Lightning crackled in the dark clouds directly over Diego’s position. Rubin knew Jonquille was very close to his brother and the downed would-be assassin. He glanced down and saw a very small figure leap up from the darker brush. She looked like a tiny fairy, a true lightning bug, dancing like a firefly might at sunset across the tops of the grasses as she raced away from Diego and the man he interrogated. Her hair glowed, a wild display of platinum blond strands standing up like a halo around her head as she threw back the hood of her jacket to attract the lead stroke from the clouds.

Rubin’s breath caught in his throat.
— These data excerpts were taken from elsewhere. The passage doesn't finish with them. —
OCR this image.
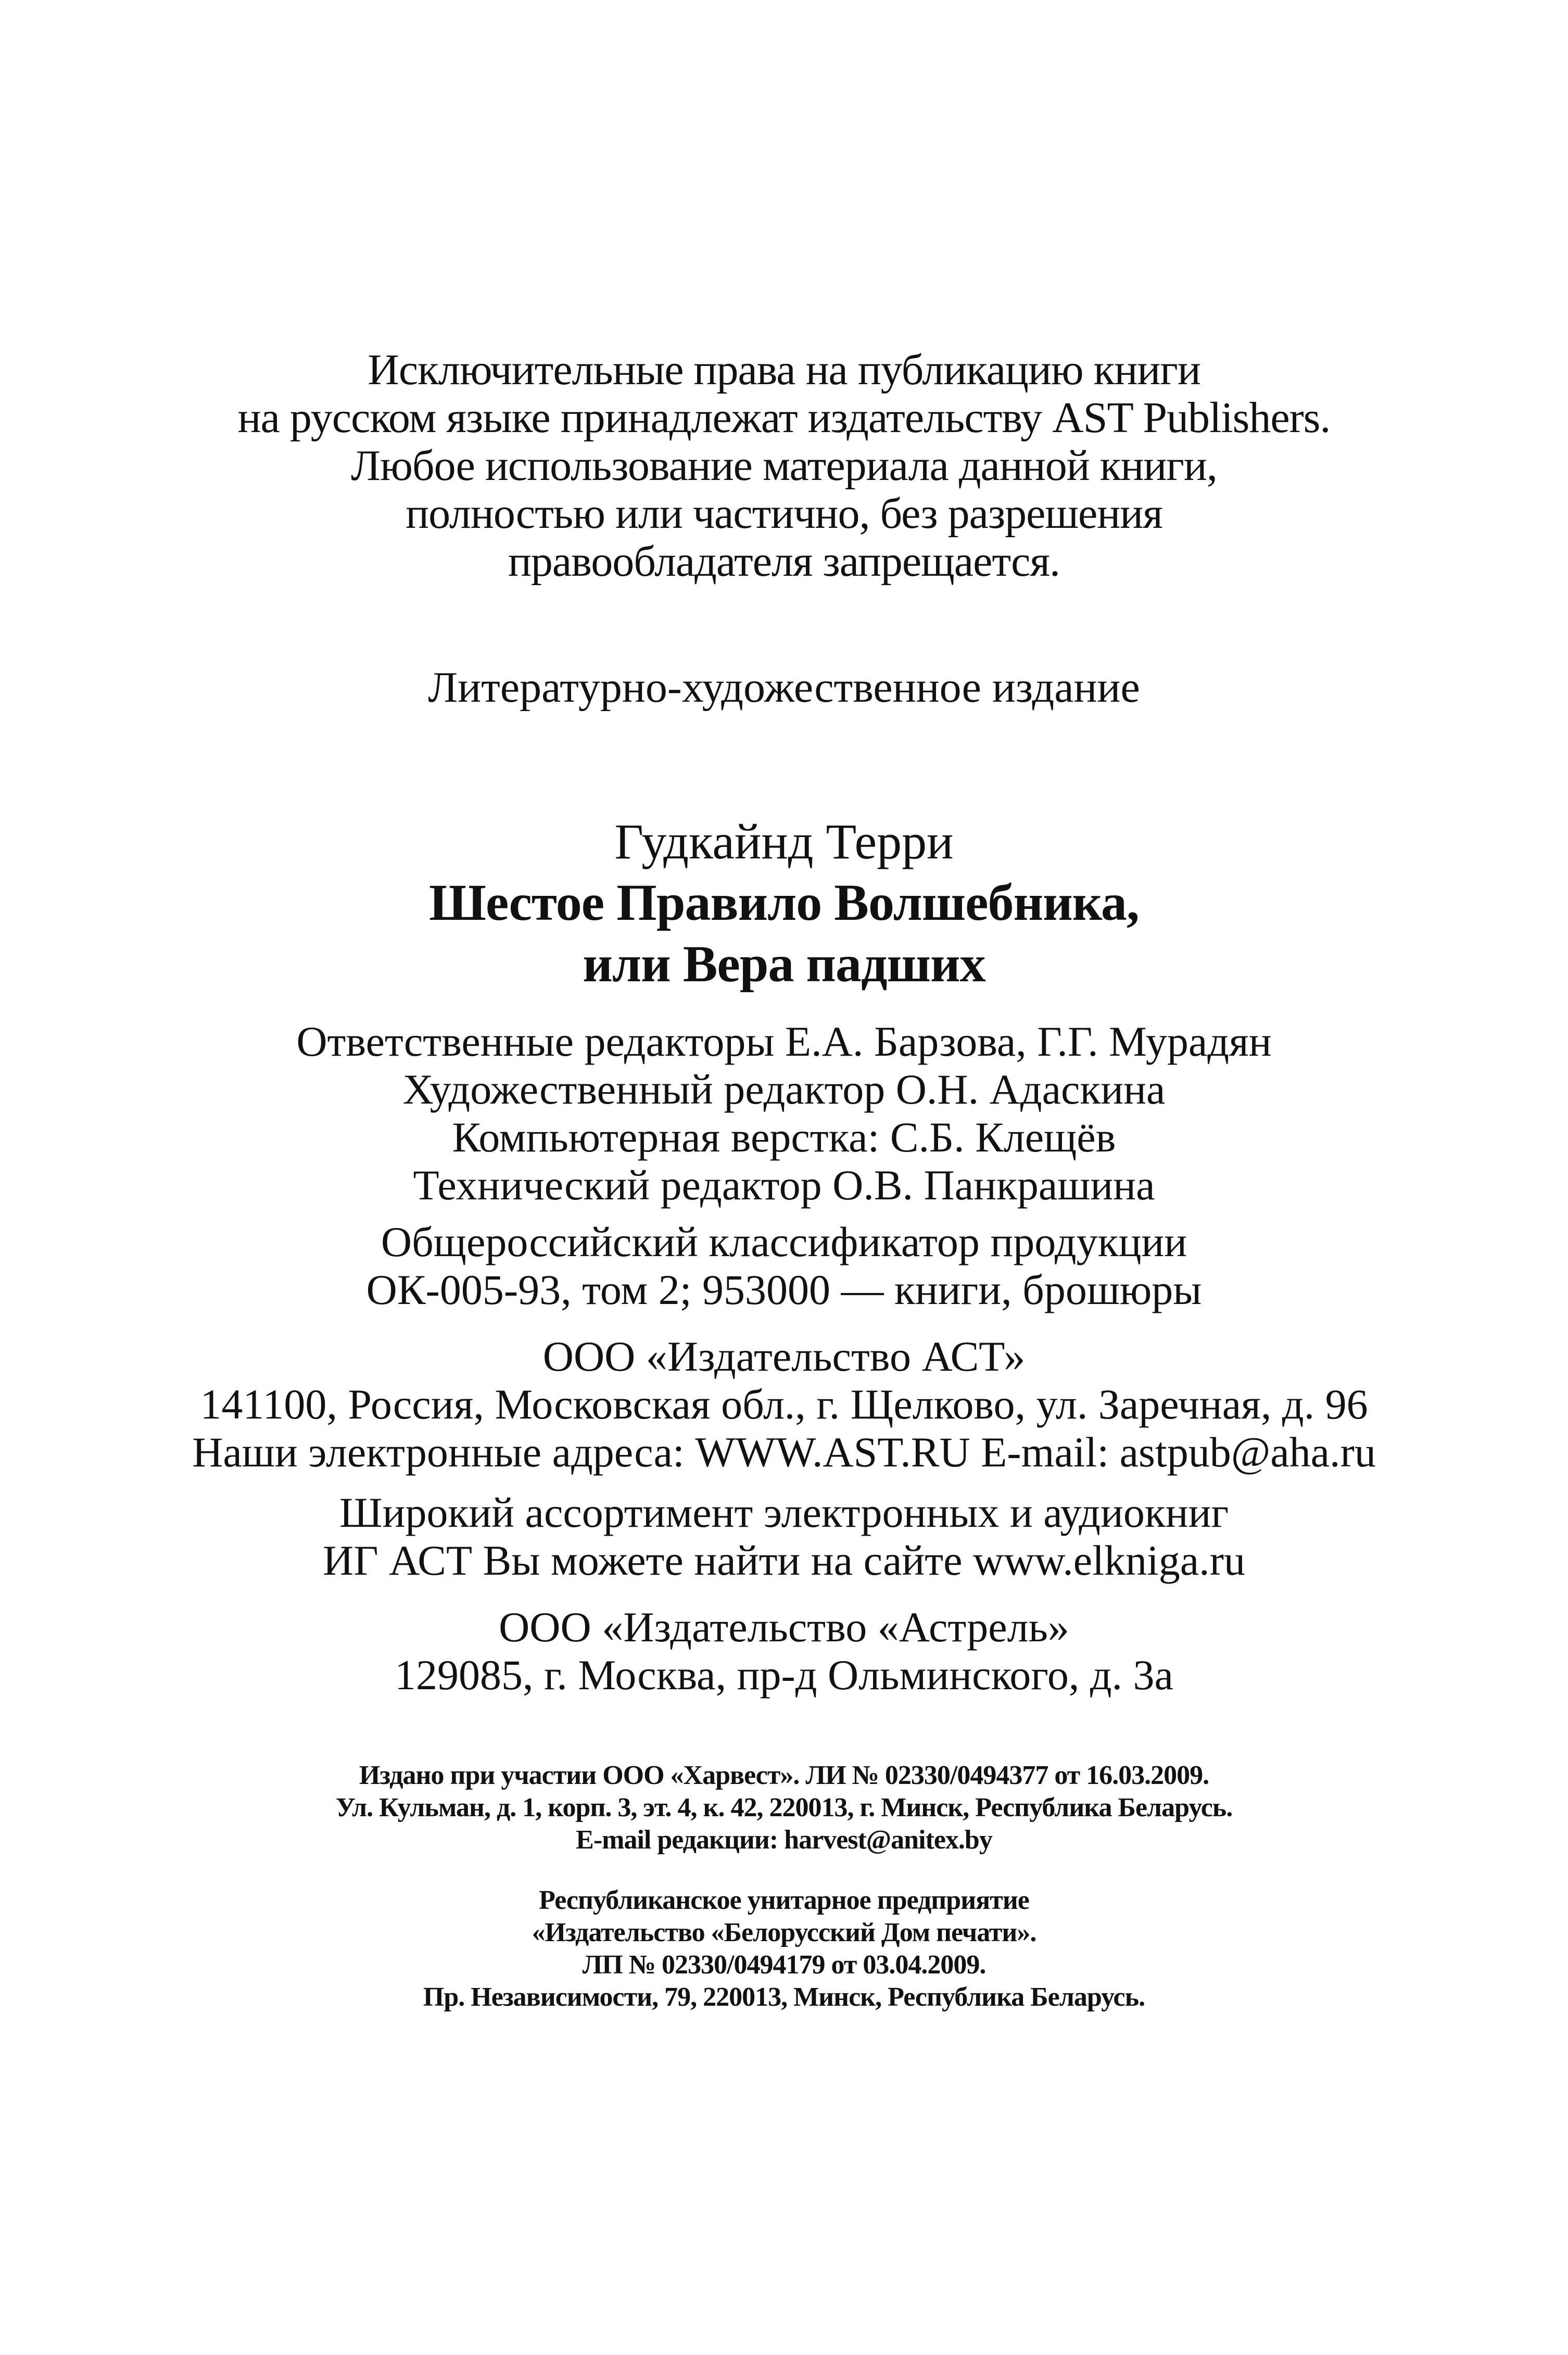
Исключительные права на публикацию книги
на русском языке принадлежат издательству AST Publishers.
Любое использование материала данной книги,
полностью или частично, без разрешения
правообладателя запрещается.
Литературно-художественное издание
Гудкайнд Терри
Шестое Правило Волшебника,
или Вера падших
Ответственные редакторы Е.А. Барзова, Г.Г. Мурадян
Художественный редактор О.Н. Адаскина
Компьютерная верстка: С.Б. Клещёв
Технический редактор О.В. Панкрашина
Общероссийский классификатор продукции
ОК-005-93, том 2; 953000 — книги, брошюры
ООО «Издательство АСТ»
141100, Россия, Московская обл., г. Щелково, ул. Заречная, д. 96
Наши электронные адреса: WWW.AST.RU E-mail: astpub@aha.ru
Широкий ассортимент электронных и аудиокниг
ИГ АСТ Вы можете найти на сайте www.elkniga.ru
ООО «Издательство «Астрель»
129085, г. Москва, пр-д Ольминского, д. 3а
Издано при участии ООО «Харвест». ЛИ № 02330/0494377 от 16.03.2009.
Ул. Кульман, д. 1, корп. 3, эт. 4, к. 42, 220013, г. Минск, Республика Беларусь.
E-mail редакции: harvest@anitex.by
Республиканское унитарное предприятие
«Издательство «Белорусский Дом печати».
ЛП № 02330/0494179 от 03.04.2009.
Пр. Независимости, 79, 220013, Минск, Республика Беларусь.
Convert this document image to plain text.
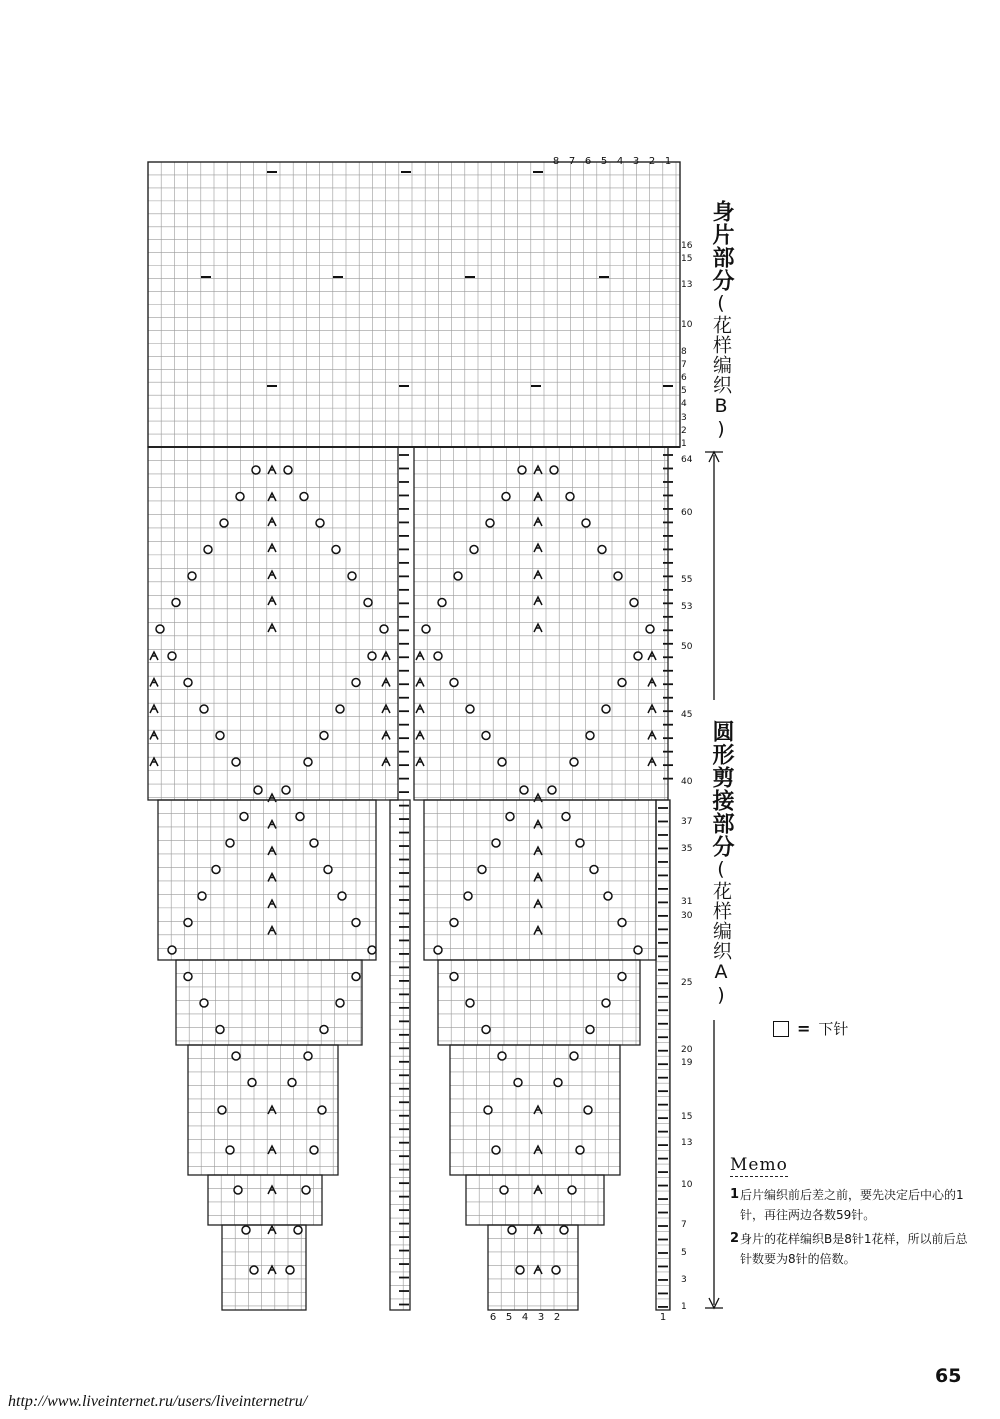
8 7 6 5 4 3 2 1
1
2
3
4
5
6
7
8
10
13
15
16
1
3
5
7
10
13
15
19
20
25
30
31
35
37
40
45
50
53
55
60
64
6 5 4 3 2	1
身片部分(花样编织B)
圆形剪接部分(花样编织A)
= 下针
Memo
1 后片编织前后差之前，要先决定后中心的1针，再往两边各数59针。
2 身片的花样编织B是8针1花样，所以前后总针数要为8针的倍数。
65
http://www.liveinternet.ru/users/liveinternetru/
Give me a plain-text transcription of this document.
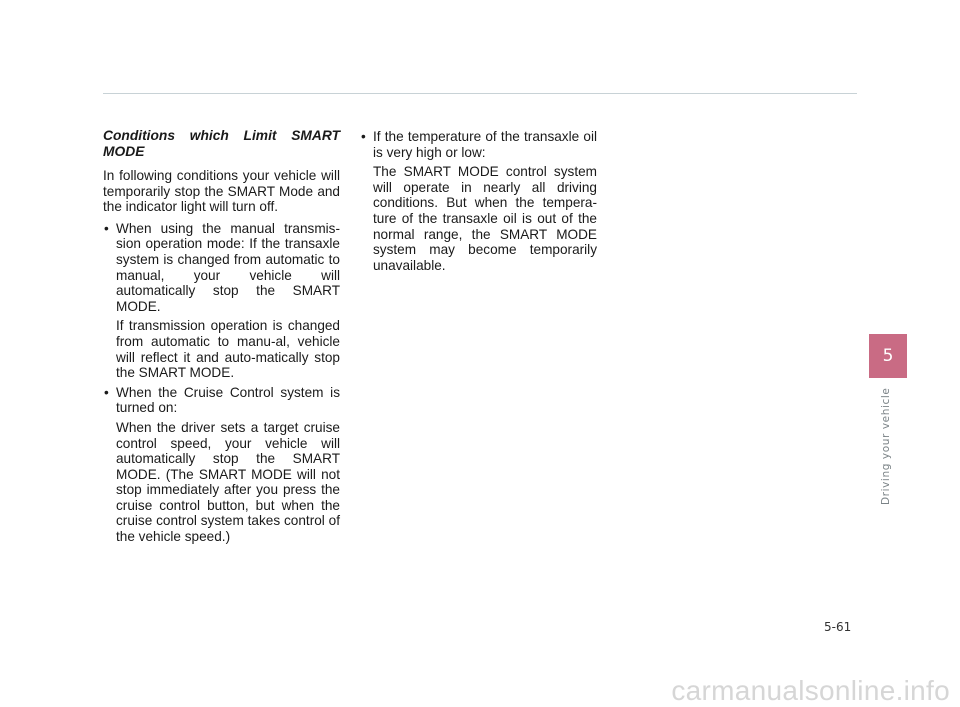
Conditions which Limit SMART MODE
In following conditions your vehicle will temporarily stop the SMART Mode and the indicator light will turn off.
• When using the manual transmis-sion operation mode: If the transaxle system is changed from automatic to manual, your vehicle will automatically stop the SMART MODE.
If transmission operation is changed from automatic to manu-al, vehicle will reflect it and auto-matically stop the SMART MODE.
• When the Cruise Control system is turned on:
When the driver sets a target cruise control speed, your vehicle will automatically stop the SMART MODE. (The SMART MODE will not stop immediately after you press the cruise control button, but when the cruise control system takes control of the vehicle speed.)
• If the temperature of the transaxle oil is very high or low:
The SMART MODE control system will operate in nearly all driving conditions. But when the tempera-ture of the transaxle oil is out of the normal range, the SMART MODE system may become temporarily unavailable.
5
Driving your vehicle
5-61
carmanualsonline.info
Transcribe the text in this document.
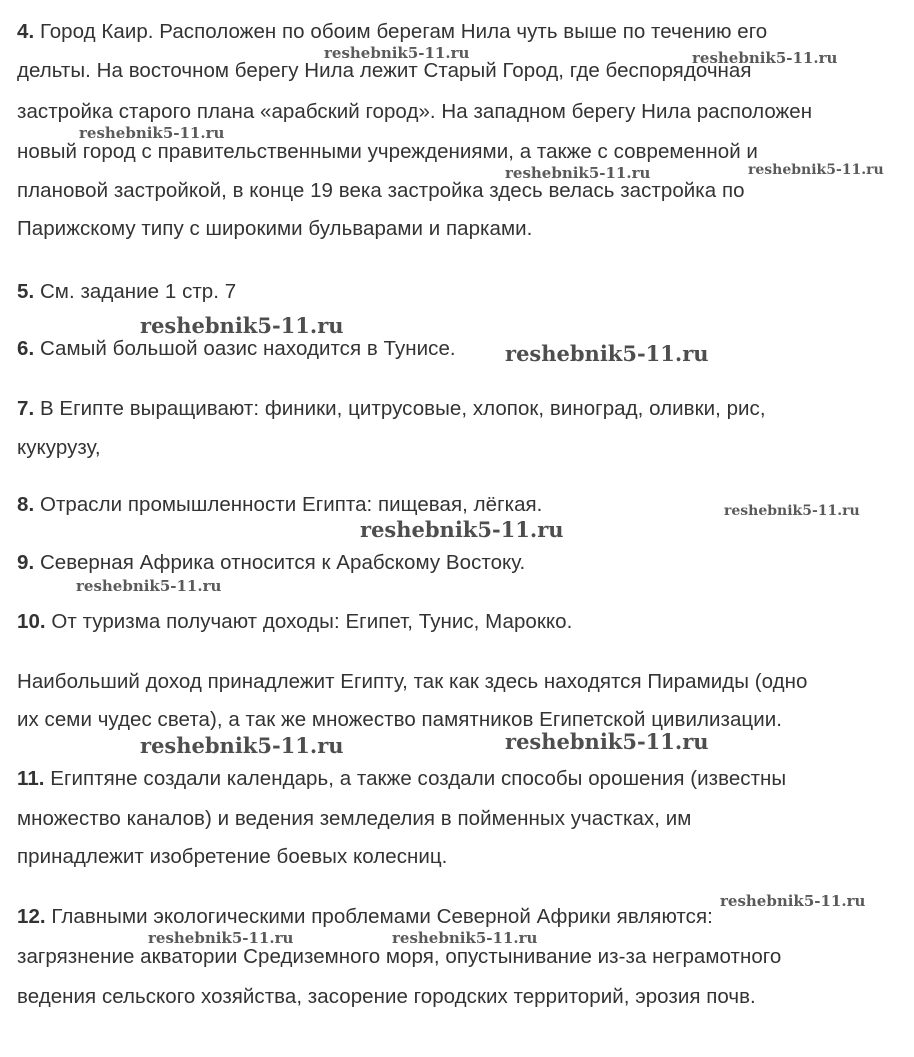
4. Город Каир. Расположен по обоим берегам Нила чуть выше по течению его
дельты. На восточном берегу Нила лежит Старый Город, где беспорядочная
застройка старого плана «арабский город». На западном берегу Нила расположен
новый город с правительственными учреждениями, а также с современной и
плановой застройкой, в конце 19 века застройка здесь велась застройка по
Парижскому типу с широкими бульварами и парками.
5. См. задание 1 стр. 7
6. Самый большой оазис находится в Тунисе.
7. В Египте выращивают: финики, цитрусовые, хлопок, виноград, оливки, рис,
кукурузу,
8. Отрасли промышленности Египта: пищевая, лёгкая.
9. Северная Африка относится к Арабскому Востоку.
10. От туризма получают доходы: Египет, Тунис, Марокко.
Наибольший доход принадлежит Египту, так как здесь находятся Пирамиды (одно
их семи чудес света), а так же множество памятников Египетской цивилизации.
11. Египтяне создали календарь, а также создали способы орошения (известны
множество каналов) и ведения земледелия в пойменных участках, им
принадлежит изобретение боевых колесниц.
12. Главными экологическими проблемами Северной Африки являются:
загрязнение акватории Средиземного моря, опустынивание из-за неграмотного
ведения сельского хозяйства, засорение городских территорий, эрозия почв.
reshebnik5-11.ru	reshebnik5-11.ru
reshebnik5-11.ru
reshebnik5-11.ru	reshebnik5-11.ru
reshebnik5-11.ru
reshebnik5-11.ru
reshebnik5-11.ru
reshebnik5-11.ru
reshebnik5-11.ru
reshebnik5-11.ru	reshebnik5-11.ru
reshebnik5-11.ru
reshebnik5-11.ru	reshebnik5-11.ru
Energy in the form of sparks circled her small waist, rib cage and outstretched arms and flashed around her legs as she ran, giving more and more the appearance of her dancing in the air. His heart sank as he felt the charging in the air increase.

Stop, Jonquille. You’re playing right into their hands. They came for you. This is all about you. They’ve pulled you away from us. Go back toward Diego. Reverse directions. I can direct the strike away from him.

He knew it was too late. Lightning forked across the sky, cloud to cloud, and then the lead stroke found its path straight to her. He sent out the intercept to direct the bolt away from Diego, but it didn’t matter. The target wasn’t his brother. The target all along had been Jonquille. The team was desperate to acquire her. Casualties didn’t matter, only getting Jonquille mattered.

The dart gun was silent, but he saw it hit her and she went down hard. Fast. One moment standing and the next dropping to the ground. Whatever they used was instantaneous. Rubin leapt from the branch he was on, although he doubted he would get there in time to stop the recovery team from taking Jonquille. He was too far away.

Kill him, Diego, and get to her. Kill as many as you can. At least we can handicap them as they’re bringing her off the mountain, he ordered.

He ordered the owl to kill the prey in the tree at all costs. He knew the female raptor would never give up. It would be a battle of life or death between predator and prey. She would keep at him until she ripped every square inch of skin off him. Once on the ground, Rubin ran full out, using every enhanced bit of animal DNA he had to aid him.

He heard the bark of Diego’s rifle twice and saw two men go down, but it seemed as if there were at least ten to fifteen men swarming around Jonquille. He counted eight lying prone in a semicircle around her, guns pointed toward Diego’s location. These weren’t rifles. They weren’t semiautomatics. They looked as if they were new-age weapons built to take half the mountainside with them when fired.